Doğu Akdeniz Üniversitesi Akademik Personel Sendikası (DAÜ-SEN) Başkanlığı görevinden beklenmedik şekilde istifa eden Ulaş Gökçe, istifasının temel nedenini ‘hükümetin tavrı’ olarak açıklıyor.

Ulaş Gökçe, Doğu Akdeniz Üniversitesi’nde çözülmesi gereken çok ciddi sorunlar olduğuna ancak DAÜ Vakıf Yöneticiler Kurulu (VYK)’nun bile halihazırda atanamadığına dikkati çekiyor.

‘Peşkeş çekilen okullar meselesi’nin çözümü ve ‘işine son verilen yüzlerce insanın DAÜ’ye tekrar alınması’ için özellikle CTP-BG ile diyalog başlattıklarını kaydeden Gökçe, görüşmeler sırasında olumlu adımlar atılacağını ifade eden parti yetkililerinin icraat olarak önceki hükümetten farklı hiçbir şey yapmadıklarını ve hiçbir adım atmadıklarını belirtiyor.

Gökçe, DAÜ konusunda ‘eski hükümetin kamu vicdanını yaralamış icraatları’nın yeni hükümet tarafından düzeltilmediğini görünce sırf ‘koltuk doldurmak’ için DAÜ-SEN Başkanlığı’nı yürütmek istemediğine karar verdiğini sözlerine ekliyor.

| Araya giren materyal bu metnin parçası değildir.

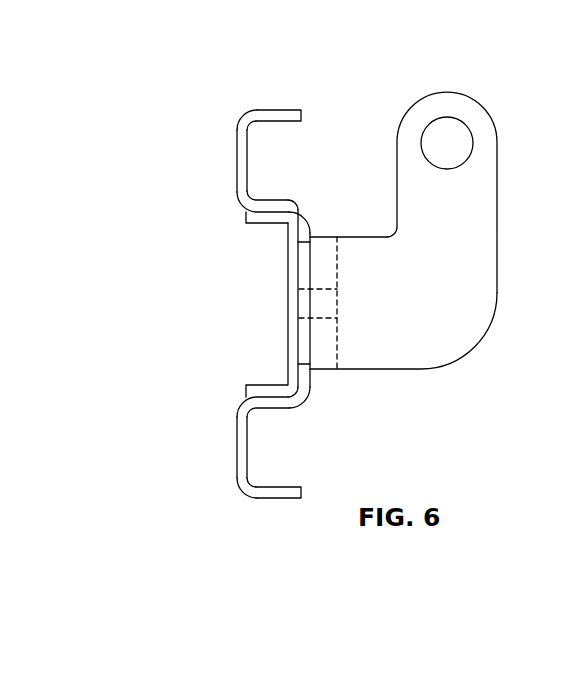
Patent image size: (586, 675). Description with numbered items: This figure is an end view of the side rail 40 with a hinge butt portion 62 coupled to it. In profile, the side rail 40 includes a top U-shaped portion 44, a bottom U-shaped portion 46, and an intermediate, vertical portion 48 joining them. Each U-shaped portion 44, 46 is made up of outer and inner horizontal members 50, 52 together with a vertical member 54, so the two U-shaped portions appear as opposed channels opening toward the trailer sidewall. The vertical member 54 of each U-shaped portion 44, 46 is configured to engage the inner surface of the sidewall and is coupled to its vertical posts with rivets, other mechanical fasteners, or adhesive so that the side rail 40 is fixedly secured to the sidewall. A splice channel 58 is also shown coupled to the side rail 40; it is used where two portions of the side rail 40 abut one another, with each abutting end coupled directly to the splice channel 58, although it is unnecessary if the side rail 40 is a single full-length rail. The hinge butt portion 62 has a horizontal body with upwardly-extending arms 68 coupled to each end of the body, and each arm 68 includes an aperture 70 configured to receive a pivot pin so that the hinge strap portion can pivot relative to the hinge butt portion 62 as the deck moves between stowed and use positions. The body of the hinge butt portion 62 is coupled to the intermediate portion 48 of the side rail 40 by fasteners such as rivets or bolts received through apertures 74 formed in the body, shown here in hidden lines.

The side rail 40 is at (250, 88).
The top U-shaped portion 44 is at (207, 127).
The bottom U-shaped portion 46 is at (227, 477).
The intermediate vertical portion 48 is at (300, 232).
The outer horizontal member 50 is at (272, 108).
The inner horizontal member 52 is at (273, 203).
The vertical member 54 is at (237, 160).
The splice channel 58 is at (293, 332).
The hinge butt portion 62 is at (497, 262).
The arm 68 is at (480, 219).
The aperture 70 is at (447, 118).
The aperture 74 is at (323, 317).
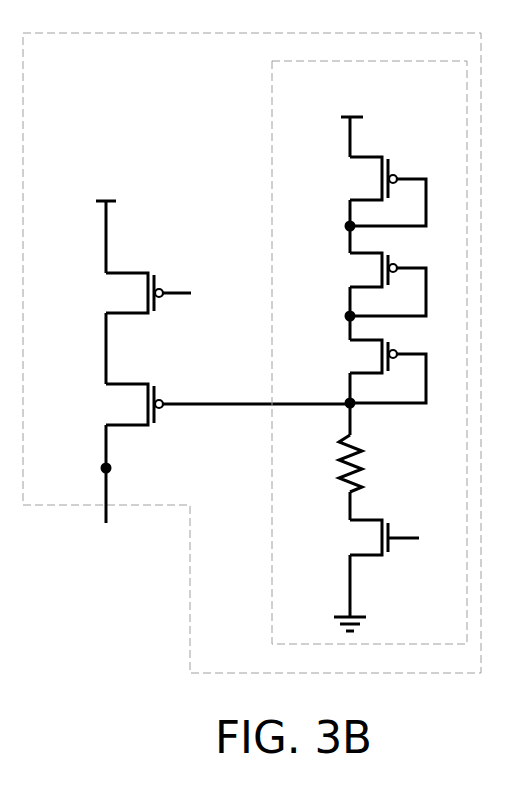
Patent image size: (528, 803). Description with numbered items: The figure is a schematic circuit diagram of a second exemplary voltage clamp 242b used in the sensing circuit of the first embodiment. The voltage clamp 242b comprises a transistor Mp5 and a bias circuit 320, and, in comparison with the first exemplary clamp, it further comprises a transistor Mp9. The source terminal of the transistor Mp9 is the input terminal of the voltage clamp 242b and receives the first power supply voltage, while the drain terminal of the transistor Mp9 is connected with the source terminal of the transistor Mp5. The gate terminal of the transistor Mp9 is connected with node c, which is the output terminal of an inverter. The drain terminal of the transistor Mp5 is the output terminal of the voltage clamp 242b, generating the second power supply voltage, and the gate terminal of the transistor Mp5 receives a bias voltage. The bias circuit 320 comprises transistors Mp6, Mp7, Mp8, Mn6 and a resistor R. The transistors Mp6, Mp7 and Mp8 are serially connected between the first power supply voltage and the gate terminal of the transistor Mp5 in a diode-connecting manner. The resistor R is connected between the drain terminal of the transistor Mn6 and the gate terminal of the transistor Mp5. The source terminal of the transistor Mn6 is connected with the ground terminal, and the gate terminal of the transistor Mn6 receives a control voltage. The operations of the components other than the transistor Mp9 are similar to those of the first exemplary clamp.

‘Koltuk size bir şey verdiği için o koltuğu doldurmamak’ gerektiğinin altını çizen Ulaş Gökçe, ‘Yoksa yıllarca başkanlık yapardım. Kimse de bana git demezdi. Ama vicdanım buna izin vermedi’ diyor.

1,5 sene önce yayınladıkları bir deklarasyonla siyasetle diyalog ve işbirliği çağrısı yaptıklarını ve siyasete bir kez daha şans verilmesini istediklerini ancak bu şansın da heba edildiğini vurgulayan Gökçe, ‘Geçmişte CTP ile çok kavgam oldu. UBP Hükümeti ile de kavgam çok oldu. Ama artık kavga etmekten yoruldum’ ifadelerini kullanıyor.

Şu anda seçim olsa herhangi bir partiye oy verir miydiniz şeklindeki soruma ise Ulaş Gökçe, ‘Şu anki ruh halimle Meclis’te oyumu vereceğim herhangi bir siyasetçi göremiyorum. Yarın ne olur, CTP’de veya DP’de işler değişir mi bilmiyorum. Ama şu anda oy verebileceğim kimse yok diyebilirim. Herhangi bir milletvekiline oy verebilmem için elimde neredeyse hiç argüman yok’ yanıtını veriyor.

Ulaş Gökçe, istifasından bir gün önce sosyal medyada hükümete yönelik eleştirilerini şöyle ifade etmişti:
‘Son atamalar hükümetimizin kamu reformundan ne anladığını bir kez daha ortaya koydu. İşin özeti şu: iki önemli partimizden oluşan hükümet kamu reformundan bir nane anlamıyor. 'Nazlı yarim' misali üç ay bekleyen hükümet atamalara kalınan yerden devam etti. Anakronizm haline gelen dairelerin birleşmesini olsun yapsaydı diyeceğiz ama nafile. Hastanelerde doktor yok, okullarda öğretmen yok ama müdür, maşallah çok. Bir bakan var. Bakanın özel kalem müdürü var. Sonra bakanlığın müdürü var. Bir de basın sorumlusu var. Var mı? Var! Doktor yok, matematik öğretmeni, ayran yok ama bir tek memurun yapacağı işi yapacak müdürler ve ayrıca memurlar var. Reform hükümetimiz hayırlı olsun! Kendini ABD Maliye veya Savunma Bakanı zannedip Özel Kalem Müdürsüz yapamayan reformcu bakanlarımız da hayırlı olsun!’